[a repost for my much larger audience so they may learn the history of some of tools of the trade.]
The mult box has its origins in a 1938 invention by Fox Movietone’s Warren McGrath and Paramount News’ Marshall McCarroll. Though in those days, it was christened the “Mike Spider Box” instead of its current appellation.
From the pen of soundman Warren McGrath:
“Ever since the newsreels took unto themselves their step-child, sound, the poor mechanical ear that we have pleased to dub “microphone” has been a bone of contention. It might be likened to the highly fictionalized robot – that mysterious assembly of gadgets that does the bidding of a master. Unfortunately (or maybe fortunately) the robot is unable to distinguish intelligently which parts of the job to do and which to avoid. And so too is the lowly microphone cursed. Inherently it has the faculty of picking up extraneous noise with the same fidelity as desired sound.
It has been the lot of the small army of motion picture soundmen to figuratively take their robot by its duraluminum ear and force it to obey the strict requirements essential for the illusion of audible realism on the screen. This perhaps overzealous performance of this has been the cause of much weeping and gnashing of teeth by their co-workers, the cameramen. With a view to improving the general results of sound newsreel coverage, on the basis of both sight and sound, newsreel sound technicians have devised and constructed apparatus which recently has gone a long way towards solving the constant problem of camera angle vs. microphone location.
In the limited budgets of most newsreel producing companies, there is little place for costs incurred by field experimentation in the interest of sound. It is to the great credit of the soundmen that they willingly shoulder the cost of many improvements in order that sound equipment might be used to best advantage in the field. Due in no small measure to this fact, newsreel field recording has kept pace with the demand for better and still better quality.
For purpose of comparison let us take a quick look at the technique employed in a newsreel interview, vintage of 1930. At times there were as many as four sound cameras with attendant sound apparatus shooting the same scene. Cameramen, accustomed to artistic composition, were confronted with a picture of the rear side of four ugly looking microphones surmounted by the head and shoulders of the subject. Small wonder that wordy battles ensued between cameraman and soundman. Yet each was trying to do his part of the job in a manner guaranteeing the best possible results from their separate viewpoints. In time, however, the soundman and cameraman learned to grant concessions to each other. Microphones were placed to one side and lenses and angles were chosen which would frame out the mikes, but the result was neither fish nor fowl. In the majority of cases it was neither good pick-up nor the best to be desired photographically.
This, of course, was an impossible situation and its solution seemed to be in a device which would enable all newsreels to operate from a common microphone. To M. G. McCarroll goes the lion’s share of credit for working out the extremely flexible system now in use by the newsreel producing companies operating in Southern California.

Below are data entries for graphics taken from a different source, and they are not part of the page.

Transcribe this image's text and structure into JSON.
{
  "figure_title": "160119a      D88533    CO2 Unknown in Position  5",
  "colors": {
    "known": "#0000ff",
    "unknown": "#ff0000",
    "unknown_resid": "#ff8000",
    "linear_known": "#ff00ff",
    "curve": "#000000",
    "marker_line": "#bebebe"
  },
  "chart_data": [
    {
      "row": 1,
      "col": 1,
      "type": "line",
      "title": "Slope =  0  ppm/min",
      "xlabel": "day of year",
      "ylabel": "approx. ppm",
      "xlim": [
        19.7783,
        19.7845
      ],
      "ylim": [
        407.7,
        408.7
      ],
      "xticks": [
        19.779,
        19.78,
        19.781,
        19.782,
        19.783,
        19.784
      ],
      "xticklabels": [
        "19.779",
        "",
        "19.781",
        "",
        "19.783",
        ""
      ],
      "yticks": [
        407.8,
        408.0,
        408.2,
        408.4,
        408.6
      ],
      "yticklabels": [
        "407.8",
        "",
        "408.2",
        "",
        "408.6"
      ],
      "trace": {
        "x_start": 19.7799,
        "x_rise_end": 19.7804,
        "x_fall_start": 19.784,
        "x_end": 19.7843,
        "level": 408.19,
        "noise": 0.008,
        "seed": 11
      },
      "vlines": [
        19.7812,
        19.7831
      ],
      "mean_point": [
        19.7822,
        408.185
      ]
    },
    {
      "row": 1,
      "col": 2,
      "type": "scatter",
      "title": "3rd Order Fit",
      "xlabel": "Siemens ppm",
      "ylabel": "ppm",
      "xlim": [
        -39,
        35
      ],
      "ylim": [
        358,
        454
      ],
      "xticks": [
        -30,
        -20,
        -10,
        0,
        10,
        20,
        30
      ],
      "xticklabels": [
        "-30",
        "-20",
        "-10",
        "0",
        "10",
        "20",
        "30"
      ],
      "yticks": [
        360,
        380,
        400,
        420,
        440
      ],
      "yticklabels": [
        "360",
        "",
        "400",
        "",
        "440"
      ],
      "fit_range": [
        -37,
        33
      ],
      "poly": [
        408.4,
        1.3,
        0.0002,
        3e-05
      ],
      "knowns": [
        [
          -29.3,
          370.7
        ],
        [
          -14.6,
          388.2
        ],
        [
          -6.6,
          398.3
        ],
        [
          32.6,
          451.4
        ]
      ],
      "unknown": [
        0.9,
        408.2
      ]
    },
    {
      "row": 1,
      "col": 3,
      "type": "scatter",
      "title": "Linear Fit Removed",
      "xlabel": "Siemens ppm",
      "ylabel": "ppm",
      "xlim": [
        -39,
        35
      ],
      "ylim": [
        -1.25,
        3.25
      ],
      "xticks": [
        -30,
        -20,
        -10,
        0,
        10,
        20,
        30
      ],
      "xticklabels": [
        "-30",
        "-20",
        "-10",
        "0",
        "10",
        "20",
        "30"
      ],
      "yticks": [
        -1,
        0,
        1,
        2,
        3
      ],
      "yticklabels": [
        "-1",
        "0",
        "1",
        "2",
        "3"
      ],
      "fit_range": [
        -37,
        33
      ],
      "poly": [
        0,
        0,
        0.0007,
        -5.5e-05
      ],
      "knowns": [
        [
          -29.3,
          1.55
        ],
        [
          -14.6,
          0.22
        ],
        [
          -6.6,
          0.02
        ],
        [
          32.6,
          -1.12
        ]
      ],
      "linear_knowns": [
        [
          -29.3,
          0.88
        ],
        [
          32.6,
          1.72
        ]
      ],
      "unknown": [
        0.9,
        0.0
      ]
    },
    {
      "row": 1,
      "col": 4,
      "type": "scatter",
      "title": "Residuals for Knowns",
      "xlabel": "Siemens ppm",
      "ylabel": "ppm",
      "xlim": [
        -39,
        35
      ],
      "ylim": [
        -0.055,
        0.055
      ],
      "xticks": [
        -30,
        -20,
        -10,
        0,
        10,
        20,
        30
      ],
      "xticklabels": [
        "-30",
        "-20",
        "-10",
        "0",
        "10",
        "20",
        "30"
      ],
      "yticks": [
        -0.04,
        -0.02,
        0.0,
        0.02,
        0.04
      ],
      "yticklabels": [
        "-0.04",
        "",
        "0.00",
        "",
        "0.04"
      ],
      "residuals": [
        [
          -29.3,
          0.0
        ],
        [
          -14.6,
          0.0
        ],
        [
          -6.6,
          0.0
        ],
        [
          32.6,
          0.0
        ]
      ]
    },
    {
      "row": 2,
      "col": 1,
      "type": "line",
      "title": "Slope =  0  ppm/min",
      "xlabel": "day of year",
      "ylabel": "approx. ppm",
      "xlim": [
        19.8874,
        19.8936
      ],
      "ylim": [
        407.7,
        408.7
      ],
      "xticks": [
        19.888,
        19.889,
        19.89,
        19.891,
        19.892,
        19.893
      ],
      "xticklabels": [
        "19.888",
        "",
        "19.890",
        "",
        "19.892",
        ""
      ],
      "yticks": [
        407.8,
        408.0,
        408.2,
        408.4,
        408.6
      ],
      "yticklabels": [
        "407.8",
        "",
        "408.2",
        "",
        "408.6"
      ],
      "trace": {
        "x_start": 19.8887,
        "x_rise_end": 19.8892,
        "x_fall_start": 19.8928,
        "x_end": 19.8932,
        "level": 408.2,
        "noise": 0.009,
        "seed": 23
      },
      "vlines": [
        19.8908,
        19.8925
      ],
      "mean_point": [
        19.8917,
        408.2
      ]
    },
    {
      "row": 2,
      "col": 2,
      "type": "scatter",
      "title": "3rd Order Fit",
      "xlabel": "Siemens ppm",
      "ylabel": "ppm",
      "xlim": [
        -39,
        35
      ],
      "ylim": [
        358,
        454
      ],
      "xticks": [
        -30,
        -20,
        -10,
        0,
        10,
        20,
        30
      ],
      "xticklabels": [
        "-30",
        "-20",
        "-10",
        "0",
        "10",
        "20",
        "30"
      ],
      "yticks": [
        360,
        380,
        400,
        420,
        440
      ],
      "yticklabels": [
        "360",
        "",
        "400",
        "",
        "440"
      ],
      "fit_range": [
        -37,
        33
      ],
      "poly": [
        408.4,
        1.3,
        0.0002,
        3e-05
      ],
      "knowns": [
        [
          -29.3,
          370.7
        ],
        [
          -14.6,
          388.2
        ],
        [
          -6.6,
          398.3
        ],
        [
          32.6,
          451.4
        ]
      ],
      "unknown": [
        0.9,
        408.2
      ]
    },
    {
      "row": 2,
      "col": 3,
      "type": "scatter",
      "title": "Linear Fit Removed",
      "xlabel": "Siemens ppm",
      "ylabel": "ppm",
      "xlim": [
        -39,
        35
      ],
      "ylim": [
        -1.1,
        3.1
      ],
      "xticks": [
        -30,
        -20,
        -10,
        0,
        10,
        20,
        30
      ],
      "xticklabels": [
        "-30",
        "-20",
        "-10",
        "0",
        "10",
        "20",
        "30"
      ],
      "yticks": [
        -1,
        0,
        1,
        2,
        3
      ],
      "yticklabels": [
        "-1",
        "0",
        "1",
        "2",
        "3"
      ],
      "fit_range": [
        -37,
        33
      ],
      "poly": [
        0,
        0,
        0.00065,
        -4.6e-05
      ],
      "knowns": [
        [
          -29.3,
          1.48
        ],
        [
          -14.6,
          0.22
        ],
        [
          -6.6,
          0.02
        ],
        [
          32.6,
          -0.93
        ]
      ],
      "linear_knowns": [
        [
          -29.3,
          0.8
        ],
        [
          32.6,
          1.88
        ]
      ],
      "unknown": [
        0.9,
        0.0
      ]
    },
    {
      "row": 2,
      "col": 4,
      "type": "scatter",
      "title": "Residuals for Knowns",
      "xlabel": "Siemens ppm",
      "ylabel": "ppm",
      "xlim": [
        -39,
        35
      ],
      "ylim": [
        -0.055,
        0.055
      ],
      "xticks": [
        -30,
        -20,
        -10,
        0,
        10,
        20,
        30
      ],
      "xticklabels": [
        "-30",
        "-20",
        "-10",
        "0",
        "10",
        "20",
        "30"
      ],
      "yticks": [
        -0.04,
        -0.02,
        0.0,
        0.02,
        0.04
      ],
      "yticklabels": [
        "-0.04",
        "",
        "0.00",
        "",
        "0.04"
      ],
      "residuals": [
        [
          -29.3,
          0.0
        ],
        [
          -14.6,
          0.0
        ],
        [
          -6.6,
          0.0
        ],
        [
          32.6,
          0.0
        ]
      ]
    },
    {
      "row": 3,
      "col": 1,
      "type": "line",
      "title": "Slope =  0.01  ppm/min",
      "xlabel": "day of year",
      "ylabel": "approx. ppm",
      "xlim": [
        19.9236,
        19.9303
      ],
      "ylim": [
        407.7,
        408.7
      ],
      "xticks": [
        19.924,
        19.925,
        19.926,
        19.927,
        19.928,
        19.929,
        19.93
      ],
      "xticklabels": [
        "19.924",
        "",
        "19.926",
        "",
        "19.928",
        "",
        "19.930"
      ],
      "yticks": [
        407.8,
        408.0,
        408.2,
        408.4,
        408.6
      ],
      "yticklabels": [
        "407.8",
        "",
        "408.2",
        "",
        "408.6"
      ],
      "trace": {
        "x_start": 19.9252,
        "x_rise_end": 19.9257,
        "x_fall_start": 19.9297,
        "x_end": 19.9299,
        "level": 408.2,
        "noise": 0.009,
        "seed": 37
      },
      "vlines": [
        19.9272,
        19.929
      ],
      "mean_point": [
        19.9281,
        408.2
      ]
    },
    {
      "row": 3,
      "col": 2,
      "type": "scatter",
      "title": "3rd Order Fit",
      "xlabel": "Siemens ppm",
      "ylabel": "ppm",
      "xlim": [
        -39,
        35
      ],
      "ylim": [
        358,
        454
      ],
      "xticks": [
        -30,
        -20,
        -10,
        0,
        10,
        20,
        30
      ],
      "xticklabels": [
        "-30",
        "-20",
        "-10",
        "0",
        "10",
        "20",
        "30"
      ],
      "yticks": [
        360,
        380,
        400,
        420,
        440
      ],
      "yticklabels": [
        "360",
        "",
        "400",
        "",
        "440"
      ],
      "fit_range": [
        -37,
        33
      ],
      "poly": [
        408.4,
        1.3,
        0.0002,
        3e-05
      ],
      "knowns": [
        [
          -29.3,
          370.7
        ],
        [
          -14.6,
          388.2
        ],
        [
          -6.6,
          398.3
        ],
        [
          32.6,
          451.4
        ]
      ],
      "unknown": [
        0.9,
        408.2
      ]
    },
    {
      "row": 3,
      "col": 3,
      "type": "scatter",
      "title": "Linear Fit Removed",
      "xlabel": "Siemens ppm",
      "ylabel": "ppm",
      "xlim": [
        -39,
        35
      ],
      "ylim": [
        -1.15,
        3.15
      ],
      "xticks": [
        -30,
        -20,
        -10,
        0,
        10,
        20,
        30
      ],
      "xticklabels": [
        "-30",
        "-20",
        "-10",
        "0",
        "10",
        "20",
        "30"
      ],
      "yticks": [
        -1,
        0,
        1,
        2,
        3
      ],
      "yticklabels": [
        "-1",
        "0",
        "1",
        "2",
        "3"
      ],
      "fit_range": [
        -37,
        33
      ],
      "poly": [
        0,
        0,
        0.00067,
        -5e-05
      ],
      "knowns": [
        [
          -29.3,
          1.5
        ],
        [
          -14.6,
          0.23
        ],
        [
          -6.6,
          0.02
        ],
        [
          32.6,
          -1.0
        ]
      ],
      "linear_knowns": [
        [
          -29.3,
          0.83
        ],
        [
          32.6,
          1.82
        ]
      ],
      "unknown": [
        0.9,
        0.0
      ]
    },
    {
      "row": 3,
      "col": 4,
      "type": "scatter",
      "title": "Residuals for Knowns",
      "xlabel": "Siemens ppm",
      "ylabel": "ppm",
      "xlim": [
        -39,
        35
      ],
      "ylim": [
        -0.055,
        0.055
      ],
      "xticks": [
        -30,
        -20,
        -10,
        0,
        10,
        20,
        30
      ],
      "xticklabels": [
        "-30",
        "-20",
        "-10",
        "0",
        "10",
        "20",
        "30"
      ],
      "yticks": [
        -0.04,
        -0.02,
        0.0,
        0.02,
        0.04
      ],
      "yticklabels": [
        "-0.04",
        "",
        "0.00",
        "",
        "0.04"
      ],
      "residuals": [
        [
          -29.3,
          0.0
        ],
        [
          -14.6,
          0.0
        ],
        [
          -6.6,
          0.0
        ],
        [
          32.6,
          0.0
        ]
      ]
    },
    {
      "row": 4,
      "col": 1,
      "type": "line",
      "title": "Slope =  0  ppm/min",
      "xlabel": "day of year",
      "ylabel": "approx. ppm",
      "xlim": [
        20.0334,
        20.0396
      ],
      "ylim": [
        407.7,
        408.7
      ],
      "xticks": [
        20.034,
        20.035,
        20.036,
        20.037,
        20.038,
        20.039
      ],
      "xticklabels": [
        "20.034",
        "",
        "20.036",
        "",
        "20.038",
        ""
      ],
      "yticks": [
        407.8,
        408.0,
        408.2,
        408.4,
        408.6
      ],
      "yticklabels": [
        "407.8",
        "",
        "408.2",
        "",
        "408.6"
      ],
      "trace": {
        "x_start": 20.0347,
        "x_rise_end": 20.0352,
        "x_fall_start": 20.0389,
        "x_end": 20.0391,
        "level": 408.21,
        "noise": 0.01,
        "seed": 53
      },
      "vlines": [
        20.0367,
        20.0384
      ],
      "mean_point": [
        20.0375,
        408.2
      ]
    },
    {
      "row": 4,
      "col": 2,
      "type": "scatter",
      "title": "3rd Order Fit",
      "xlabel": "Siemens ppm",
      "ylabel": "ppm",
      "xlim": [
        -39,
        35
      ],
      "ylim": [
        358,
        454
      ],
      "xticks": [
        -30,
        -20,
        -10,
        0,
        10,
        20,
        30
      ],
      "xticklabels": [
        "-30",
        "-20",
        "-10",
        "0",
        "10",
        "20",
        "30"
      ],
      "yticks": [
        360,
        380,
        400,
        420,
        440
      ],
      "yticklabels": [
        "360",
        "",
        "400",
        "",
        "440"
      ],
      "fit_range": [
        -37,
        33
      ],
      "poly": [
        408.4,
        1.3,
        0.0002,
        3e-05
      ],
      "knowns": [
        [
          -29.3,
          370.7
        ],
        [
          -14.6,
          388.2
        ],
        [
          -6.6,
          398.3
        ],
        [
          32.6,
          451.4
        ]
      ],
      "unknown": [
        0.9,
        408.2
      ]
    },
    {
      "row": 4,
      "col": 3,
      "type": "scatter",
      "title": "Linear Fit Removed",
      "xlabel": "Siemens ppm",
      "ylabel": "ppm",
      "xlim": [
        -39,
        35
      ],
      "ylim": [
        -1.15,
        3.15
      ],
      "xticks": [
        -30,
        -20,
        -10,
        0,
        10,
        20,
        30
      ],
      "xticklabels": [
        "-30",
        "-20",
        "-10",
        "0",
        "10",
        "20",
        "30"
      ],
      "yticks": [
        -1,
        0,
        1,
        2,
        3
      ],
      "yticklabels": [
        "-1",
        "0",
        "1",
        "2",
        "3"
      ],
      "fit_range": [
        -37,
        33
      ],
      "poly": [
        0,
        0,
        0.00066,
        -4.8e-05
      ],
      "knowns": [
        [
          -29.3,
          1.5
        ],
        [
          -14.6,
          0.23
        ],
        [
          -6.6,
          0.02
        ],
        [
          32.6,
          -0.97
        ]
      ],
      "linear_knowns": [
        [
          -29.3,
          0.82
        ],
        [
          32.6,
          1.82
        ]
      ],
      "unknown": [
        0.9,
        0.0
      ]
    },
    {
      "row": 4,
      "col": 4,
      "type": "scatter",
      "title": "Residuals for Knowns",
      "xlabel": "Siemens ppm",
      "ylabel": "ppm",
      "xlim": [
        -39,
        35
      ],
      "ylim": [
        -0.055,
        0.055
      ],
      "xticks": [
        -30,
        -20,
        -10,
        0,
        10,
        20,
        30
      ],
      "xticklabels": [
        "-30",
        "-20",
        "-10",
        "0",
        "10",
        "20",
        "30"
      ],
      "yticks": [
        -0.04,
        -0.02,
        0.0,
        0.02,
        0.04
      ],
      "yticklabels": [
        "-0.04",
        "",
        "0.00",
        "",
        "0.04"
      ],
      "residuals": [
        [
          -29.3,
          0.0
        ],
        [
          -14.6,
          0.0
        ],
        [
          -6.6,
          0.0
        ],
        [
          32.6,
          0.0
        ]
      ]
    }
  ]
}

The first microphone distribution system was in itself a highly satisfactory device. It was greeted with enthusiasm by the men in the field and promptly christened “The Mike Spider Box.” Subsequent improvements resulted in the present ten pound affair, entirely self-contained and capable of working one dynamic microphone or a maximum of two crystal microphones into as many as five recording amplifiers. Today the Mike Spider Box is deemed as important on jobs were all newsreels are working as the microphone itself.”